Sunday, August 24, 2008

Recurring Nightmares

The first year of teaching, the nightmare was the worst, and I woke with a heart-thumping, cold-sweat start. The dreams have continued at the start of each new semester, but now they no longer end my sleep. We're used to each other by now.

On the night before classes start, the dream goes like this. I'm wandering through Antonian Hall on Carlow University's campus (the location never changes even though I've taught other places). It's an evening class, and I enter in a panic from the street level, bolting up four cement steps, turning right down a long hall of classrooms. Darkened hallways make me wonder if I've gotten the date wrong. The doors are heavy wood with small deeply-colored stained-glass inserts that muddle my view inside.

I know that I'm late. What I don't know is what classroom I'm scheduled into--and so I begin a frantic check of each classroom. How long will the students wait? The rooms in Antonian Hall are quite large--partially separated by an acordion-pleated room divider, and as I open the door, the room at first looks empty. No class here. Then, I hear what might be a voice, and I peer into the back corner of the room. There is someone here! I enter, and I see a gathering of people I have long loved. Some have been dead for years. All have been lost to me, people I may never have the opportunity to see again. My brother is seated in one of the old desk chairs, smiling--with his pipe clenched between his upturned lips, waving me in.

Caught between two worlds, I hold up my finger---stay, just a minute. Wait for me, I plead, and I run down the hall to find my class. All the time I am thinking, how could I leave him? But my responsibilities call me forward, and I tear from classroom to classroom finding no one. When I realize that the students must have grown tired of waiting, I run back to the first classroom, which is, of course, empty.

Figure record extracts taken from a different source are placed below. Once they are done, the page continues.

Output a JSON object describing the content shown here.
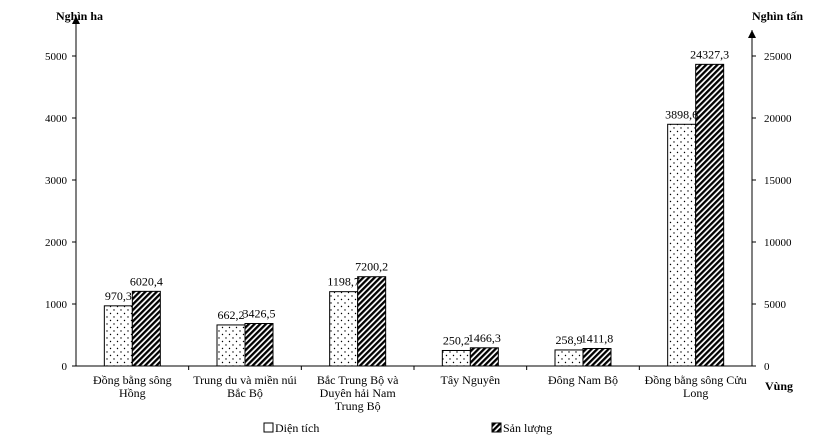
{
  "chart_data": {
    "type": "bar",
    "left_unit": "Nghìn ha",
    "right_unit": "Nghìn tấn",
    "x_axis_label": "Vùng",
    "categories": [
      [
        "Đồng bằng  sông",
        "Hồng"
      ],
      [
        "Trung du và miền núi",
        "Bắc Bộ"
      ],
      [
        "Bắc Trung Bộ và",
        "Duyên hải Nam",
        "Trung Bộ"
      ],
      [
        "Tây Nguyên"
      ],
      [
        "Đông Nam Bộ"
      ],
      [
        "Đồng bằng  sông Cửu",
        "Long"
      ]
    ],
    "series": [
      {
        "name": "Diện tích",
        "axis": "left",
        "pattern": "dots",
        "values": [
          970.3,
          662.2,
          1198.7,
          250.2,
          258.9,
          3898.6
        ],
        "labels": [
          "970,3",
          "662,2",
          "1198,7",
          "250,2",
          "258,9",
          "3898,6"
        ]
      },
      {
        "name": "Sản lượng",
        "axis": "right",
        "pattern": "hatch",
        "values": [
          6020.4,
          3426.5,
          7200.2,
          1466.3,
          1411.8,
          24327.3
        ],
        "labels": [
          "6020,4",
          "3426,5",
          "7200,2",
          "1466,3",
          "1411,8",
          "24327,3"
        ]
      }
    ],
    "y_left": {
      "min": 0,
      "max": 5500,
      "ticks": [
        0,
        1000,
        2000,
        3000,
        4000,
        5000
      ]
    },
    "y_right": {
      "min": 0,
      "max": 27500,
      "ticks": [
        0,
        5000,
        10000,
        15000,
        20000,
        25000
      ]
    },
    "legend_position": "bottom",
    "grid": false
  }
}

What might we have said to each other, my brother and I? How fine would it have been to lay my head once again on my father's warm shoulder? As much as I would play Daniel Webster to see them again, the dream never changes. I hold up my finger--stay just a minute. Wait for me.

I'm sure my nightmare is born only of presemester apprehension. New faces line the rows bringing with them challenges and expectations. Can I win them over? Will I be able to lead them to love what I love? Will I be enough?

I wonder if tonight my mother will be sitting in the classroom waiting for me.